Veja‑se a equipa B do FC Porto: em Janeiro era “a nossa equipa bem pode queixar‑se, mais uma vez, dos erros alheios que determinaram a perda de pontos. Foi mais do mesmo”; em Fevereiro: “Estão a brincar com o trabalho dos jogadores, treinadores e staff. Foi um golpe duro, ninguém percebeu a expulsão, só o árbitro percebeu”; em Março: “Não são os adversários que têm tirado pontos ao FC Porto B, têm sido os árbitros”; em Abril, a culpa recaía numa “decisão muito polémica da equipa de arbitragem”.

Também a final da Liga Europeia de hóquei em patins ficou marcada por declarações do mesmo género. “Ainda não foi desta que o FC Porto voltou a conquistar a Liga Europeia de hóquei em patins. Na final disputada no Pavilhão Gimnodesportivo do Luso, os Dragões perderam diante do Sporting por 4‑3, após prolongamento, mas o trabalho da equipa de arbitragem espanhola teve muito que se lhe diga”. Todas estas citações ou são de responsáveis, jogadores, newsletters ou afins das equipas azuis e brancas.

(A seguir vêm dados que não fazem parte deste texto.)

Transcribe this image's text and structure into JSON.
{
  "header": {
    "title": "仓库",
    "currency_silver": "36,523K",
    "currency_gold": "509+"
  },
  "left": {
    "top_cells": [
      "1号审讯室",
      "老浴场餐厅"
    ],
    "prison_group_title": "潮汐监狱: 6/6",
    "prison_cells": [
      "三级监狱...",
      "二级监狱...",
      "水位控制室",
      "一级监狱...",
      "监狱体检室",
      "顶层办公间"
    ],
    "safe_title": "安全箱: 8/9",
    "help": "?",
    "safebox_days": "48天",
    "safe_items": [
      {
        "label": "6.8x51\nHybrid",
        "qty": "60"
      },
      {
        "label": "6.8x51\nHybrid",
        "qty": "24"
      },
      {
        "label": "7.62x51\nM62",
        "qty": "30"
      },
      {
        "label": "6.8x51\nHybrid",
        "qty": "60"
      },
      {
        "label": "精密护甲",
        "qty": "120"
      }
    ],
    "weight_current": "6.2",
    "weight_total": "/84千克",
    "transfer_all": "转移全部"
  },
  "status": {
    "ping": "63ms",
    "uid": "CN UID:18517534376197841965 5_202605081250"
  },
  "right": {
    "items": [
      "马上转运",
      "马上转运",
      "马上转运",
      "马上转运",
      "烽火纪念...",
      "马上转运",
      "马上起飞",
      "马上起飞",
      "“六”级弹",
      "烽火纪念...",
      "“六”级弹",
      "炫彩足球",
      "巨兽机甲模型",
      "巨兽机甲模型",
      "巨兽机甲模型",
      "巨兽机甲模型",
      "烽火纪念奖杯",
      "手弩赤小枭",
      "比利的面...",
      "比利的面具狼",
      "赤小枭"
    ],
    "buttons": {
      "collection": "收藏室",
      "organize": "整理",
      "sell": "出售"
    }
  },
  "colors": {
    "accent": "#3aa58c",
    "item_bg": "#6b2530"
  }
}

Regressando ao basquetebol, não bastaram as imagens dos pontapés às cadeiras, não bastou danificar o troféu do vencedor ou rodear o árbitro – será que estes actos vão ter consequências à altura? De “foi das maiores roubalheiras a que assisti. Uma roubalheira monumental”, a “foi a maior vergonha que vi em toda a minha vida! Peço desculpa a todos os que gostam de basket e de desporto pelo que acabaram de assistir! Hoje gozaram connosco e com o trabalho de uma época inteira”, ou “foi um título sonegado às claras num resultado fortemente influenciado pelo árbitro Carlos Santos”, de tudo se queixaram os azuis e brancos, ameaçando até, imagine‑se, abandonar a modalidade. A forma e o conteúdo são o mesmo e é transversal. A culpa, se não ganham, é sempre das arbitragens. Mérito dos outros é que não.